The challenge faced by the world as a whole is to find governance mechanisms capable of doing what some would argue is impossible – coordinating the formation and functioning of clouds. For now, this is being done far too slowly and incrementally by governments focused to varying degrees on their own national interests but generally with little public pressure to act.
In the 60 Minutes piece, one security expert asks, what if the point of a cyber attack is not to steal money but rather to systemically destroy it? Our entire financial world (with the notable exception of the ever more valuable gold bars hidden under your mattress) is underpinned by digital records and trust in this digital system.
Optimists counter that here lies precisely the importance of the cloud – a more open and resilient system capable of responding to such crises, ideally before they take place. An imperfect analogy is that of Wikipedia, which contains errors but performs better than the now-defunct, proprietary versions of yesteryears that did the best they could in more insulated environments with limited access to knowledge and proofing.
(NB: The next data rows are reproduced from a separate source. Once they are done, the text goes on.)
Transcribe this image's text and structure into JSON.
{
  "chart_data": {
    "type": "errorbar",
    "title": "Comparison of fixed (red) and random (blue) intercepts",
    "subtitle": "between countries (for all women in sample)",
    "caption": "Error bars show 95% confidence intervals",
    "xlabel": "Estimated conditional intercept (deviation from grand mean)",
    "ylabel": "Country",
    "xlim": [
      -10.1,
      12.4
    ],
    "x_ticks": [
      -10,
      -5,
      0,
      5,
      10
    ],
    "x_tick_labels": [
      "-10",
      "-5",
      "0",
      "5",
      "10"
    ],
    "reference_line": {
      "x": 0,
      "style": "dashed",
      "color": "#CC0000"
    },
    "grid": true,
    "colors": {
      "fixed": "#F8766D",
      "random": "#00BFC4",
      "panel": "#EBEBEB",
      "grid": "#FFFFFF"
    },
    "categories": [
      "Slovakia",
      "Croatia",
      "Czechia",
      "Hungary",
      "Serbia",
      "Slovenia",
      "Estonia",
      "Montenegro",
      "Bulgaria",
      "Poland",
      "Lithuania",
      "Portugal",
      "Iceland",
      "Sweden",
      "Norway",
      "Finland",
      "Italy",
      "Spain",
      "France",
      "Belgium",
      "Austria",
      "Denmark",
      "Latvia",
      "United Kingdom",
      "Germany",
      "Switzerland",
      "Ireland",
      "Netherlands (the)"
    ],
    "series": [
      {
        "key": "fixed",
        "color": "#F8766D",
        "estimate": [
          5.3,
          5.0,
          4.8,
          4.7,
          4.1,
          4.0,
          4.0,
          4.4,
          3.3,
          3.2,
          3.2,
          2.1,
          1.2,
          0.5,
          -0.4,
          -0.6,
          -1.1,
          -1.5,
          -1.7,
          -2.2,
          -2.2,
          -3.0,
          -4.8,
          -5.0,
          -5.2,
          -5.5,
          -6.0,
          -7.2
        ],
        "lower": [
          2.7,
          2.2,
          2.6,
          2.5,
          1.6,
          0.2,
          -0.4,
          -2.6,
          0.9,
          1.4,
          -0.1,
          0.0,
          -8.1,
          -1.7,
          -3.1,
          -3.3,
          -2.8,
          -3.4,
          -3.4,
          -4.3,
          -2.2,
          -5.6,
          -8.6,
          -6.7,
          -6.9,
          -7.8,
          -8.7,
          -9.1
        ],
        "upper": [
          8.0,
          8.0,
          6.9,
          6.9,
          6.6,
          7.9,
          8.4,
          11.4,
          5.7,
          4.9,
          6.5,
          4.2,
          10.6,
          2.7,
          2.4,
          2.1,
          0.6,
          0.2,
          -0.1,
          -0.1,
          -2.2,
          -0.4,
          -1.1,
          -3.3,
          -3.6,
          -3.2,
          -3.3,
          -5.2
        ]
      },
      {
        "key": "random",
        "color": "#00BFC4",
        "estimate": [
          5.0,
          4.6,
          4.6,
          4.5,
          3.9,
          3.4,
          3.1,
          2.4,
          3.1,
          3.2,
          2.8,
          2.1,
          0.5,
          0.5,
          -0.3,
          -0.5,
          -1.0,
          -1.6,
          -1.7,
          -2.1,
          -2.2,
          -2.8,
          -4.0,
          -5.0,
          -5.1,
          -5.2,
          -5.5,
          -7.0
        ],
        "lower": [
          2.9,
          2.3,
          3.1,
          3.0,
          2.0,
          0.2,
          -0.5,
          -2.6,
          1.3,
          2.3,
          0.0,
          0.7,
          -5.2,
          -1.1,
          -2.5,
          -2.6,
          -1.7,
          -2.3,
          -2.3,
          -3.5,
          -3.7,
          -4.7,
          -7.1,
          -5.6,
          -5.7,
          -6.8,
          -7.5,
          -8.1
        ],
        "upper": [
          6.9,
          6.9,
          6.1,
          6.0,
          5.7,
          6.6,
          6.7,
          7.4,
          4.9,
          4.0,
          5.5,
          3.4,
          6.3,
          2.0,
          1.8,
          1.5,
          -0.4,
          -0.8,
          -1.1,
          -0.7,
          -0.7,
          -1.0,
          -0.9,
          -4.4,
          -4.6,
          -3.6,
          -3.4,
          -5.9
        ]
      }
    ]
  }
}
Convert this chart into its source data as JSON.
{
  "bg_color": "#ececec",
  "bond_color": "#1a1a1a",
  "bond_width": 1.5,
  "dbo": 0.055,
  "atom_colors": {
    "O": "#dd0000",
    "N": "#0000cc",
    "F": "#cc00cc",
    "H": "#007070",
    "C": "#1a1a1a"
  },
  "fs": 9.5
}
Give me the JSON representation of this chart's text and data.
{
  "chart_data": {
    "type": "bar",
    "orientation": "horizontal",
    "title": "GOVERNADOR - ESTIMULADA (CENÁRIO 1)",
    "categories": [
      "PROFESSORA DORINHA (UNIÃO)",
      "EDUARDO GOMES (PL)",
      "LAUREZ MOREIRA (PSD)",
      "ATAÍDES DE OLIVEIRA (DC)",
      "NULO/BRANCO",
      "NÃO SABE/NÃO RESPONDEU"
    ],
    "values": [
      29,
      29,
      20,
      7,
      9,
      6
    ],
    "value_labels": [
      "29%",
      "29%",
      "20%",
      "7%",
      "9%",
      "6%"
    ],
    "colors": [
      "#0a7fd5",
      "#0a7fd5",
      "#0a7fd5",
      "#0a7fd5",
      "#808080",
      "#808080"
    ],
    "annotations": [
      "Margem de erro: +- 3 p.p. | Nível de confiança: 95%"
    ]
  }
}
The reality is that going it alone is no option at all. The cloud is really an updated debate around the merits of outsourcing, albeit outsourcing to a wider mosaic of organizations both specialized and interdependent with one another. A recent cybersecurity survey by Telus and the University of Toronto’s Rotman School makes the point that organizations that outsource security functions are more confident in their capacities than those not doing so.
And probably with good reason. But the same report also reveals that the area where organizations express the least amount of confidence is in preventing data leakages. And therein lies the Achilles’ heel of the cloud for the individual – the safety and security of the cloud’s particles, namely our own data flows and our own ability to track and safeguard them.
Ontario’s privacy commissioner issued a thoughtful report last year on this point, arguing that governments must create transparent and integrated identity management systems that empower users to control their data and provide as much consent as required in terms of its usage. However, large segments of the population, especially the young – and paradoxically the most web-savvy – seem largely indifferent to eroding privacy and widening information mishaps and breaches happening around us (most, in fairness, unseen and unreported).
It may instead be that controlling one’s data and identity is tantamount to grabbing hold of a cloud. Think of the cloud, then, as a proxy for the overall functionality and adaptability of the world’s digital architectures. The question remains as to whether the still infantile debate will resemble that of climate change (slow, methodical; frustratingly so for some) or that of air travel and terrorism in the aftermath of 9/11 where the direct and visual consequences of a single event galvanize (for better and for worse) political action both nationally and globally. Proactive political engagement would be welcome.